About me

I am currently doing my postdoctoral research in IMPT project on improving parameterizations of gravity wave momentum fluxes in climate models, using statistical and machine learning methods, under supervision of Aurélie Fischer (LPSM - Université Paris Cité) and Riwal Plougonven (LMD/IPSL - École polytechnique). I am from Cambodia.

I did my Ph.D. in Applied Mathematics at UPMC - Sorbonne Université under supervision of Mathilde Mougeot and Aurélie Fischer. I also worked as a teaching assistant at UFR mathematics of Université de Paris (Paris 7) during my thesis.

Here are my Ph.D. Thesis and Slides.

Research interests

My Ph.D. research focuses on consensual aggregation techniques for combining a given number (small or large) of predictors in supervised machine learning problems. Moreover, I developed a methodology (KFC-procedure) for constructing predictions using both supervised and unsupervised machine learning methods including consensual aggregation methods and clustering. I provide theoretical contributions and applications of the methods on several simulated and real (energy) data.
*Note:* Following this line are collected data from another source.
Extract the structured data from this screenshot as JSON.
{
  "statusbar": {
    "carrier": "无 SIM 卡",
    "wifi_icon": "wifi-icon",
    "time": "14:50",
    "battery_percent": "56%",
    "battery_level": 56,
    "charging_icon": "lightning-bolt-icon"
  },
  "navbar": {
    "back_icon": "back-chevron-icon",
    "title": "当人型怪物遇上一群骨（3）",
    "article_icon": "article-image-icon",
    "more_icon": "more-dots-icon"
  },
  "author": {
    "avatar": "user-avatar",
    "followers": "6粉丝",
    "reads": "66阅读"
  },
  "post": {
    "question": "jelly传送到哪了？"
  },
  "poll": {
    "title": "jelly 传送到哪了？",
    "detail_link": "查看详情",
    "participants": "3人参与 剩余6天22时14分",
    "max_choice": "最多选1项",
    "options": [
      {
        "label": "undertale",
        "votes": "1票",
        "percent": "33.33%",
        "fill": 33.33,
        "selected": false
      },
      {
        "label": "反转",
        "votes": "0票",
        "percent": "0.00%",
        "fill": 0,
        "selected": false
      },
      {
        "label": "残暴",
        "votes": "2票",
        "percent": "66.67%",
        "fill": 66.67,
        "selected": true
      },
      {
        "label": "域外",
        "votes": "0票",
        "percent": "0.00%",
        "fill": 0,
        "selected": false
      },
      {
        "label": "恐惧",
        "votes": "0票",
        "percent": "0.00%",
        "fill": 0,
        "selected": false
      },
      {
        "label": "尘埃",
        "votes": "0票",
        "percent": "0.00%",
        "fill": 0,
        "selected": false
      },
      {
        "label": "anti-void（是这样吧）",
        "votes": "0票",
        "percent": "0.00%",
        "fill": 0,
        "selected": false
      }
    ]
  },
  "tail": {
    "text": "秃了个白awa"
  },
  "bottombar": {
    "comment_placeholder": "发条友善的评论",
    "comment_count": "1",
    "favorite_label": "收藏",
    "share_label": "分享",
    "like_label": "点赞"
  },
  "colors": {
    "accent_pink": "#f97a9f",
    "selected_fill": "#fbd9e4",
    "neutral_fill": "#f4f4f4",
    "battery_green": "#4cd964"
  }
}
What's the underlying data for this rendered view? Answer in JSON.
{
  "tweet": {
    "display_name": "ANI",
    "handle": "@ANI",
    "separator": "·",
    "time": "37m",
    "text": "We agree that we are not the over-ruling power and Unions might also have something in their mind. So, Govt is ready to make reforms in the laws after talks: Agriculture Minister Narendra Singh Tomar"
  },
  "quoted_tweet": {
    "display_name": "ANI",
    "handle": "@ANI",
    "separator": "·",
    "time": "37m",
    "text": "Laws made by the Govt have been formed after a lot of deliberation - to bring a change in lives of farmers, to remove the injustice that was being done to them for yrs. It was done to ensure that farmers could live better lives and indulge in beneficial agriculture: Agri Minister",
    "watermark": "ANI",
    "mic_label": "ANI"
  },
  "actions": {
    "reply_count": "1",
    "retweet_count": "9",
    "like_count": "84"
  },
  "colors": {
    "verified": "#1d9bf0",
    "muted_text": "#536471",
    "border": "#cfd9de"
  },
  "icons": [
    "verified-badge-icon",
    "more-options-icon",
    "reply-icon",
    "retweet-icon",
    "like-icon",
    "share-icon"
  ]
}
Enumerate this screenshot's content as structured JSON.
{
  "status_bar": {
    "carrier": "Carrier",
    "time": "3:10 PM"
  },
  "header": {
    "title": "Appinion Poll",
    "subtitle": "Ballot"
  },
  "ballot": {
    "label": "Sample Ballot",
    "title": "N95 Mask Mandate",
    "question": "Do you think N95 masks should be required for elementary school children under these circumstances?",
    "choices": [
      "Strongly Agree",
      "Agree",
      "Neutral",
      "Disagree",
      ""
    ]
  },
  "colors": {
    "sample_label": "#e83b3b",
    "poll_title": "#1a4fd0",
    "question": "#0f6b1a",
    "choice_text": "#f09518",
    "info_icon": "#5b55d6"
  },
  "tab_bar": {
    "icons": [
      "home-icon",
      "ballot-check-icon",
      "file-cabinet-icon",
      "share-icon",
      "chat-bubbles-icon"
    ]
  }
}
I am interested in the following topics:

  • Combination of unsupervised and supervised machine learning methods, ensemble learning, clustering and aggregation methods.
  • Deep learning, neural networks, artificial intelligence, online learning, big data…

Teaching (Université Paris Cité)

  • M2MO : TD of Statistical Modeling.
  • M1ISIFAR : TP R-programming of Data Analysis.
  • M2ISIFAR : TP R-programming of Data Mining.
  • M1MIDS : TP R-programming of Exploratory Data Analysis.
  • L3 Info : TP of Algorithm and programming in Python.
  • M1 Math-Info : TP of Big data technology with Spark and Python.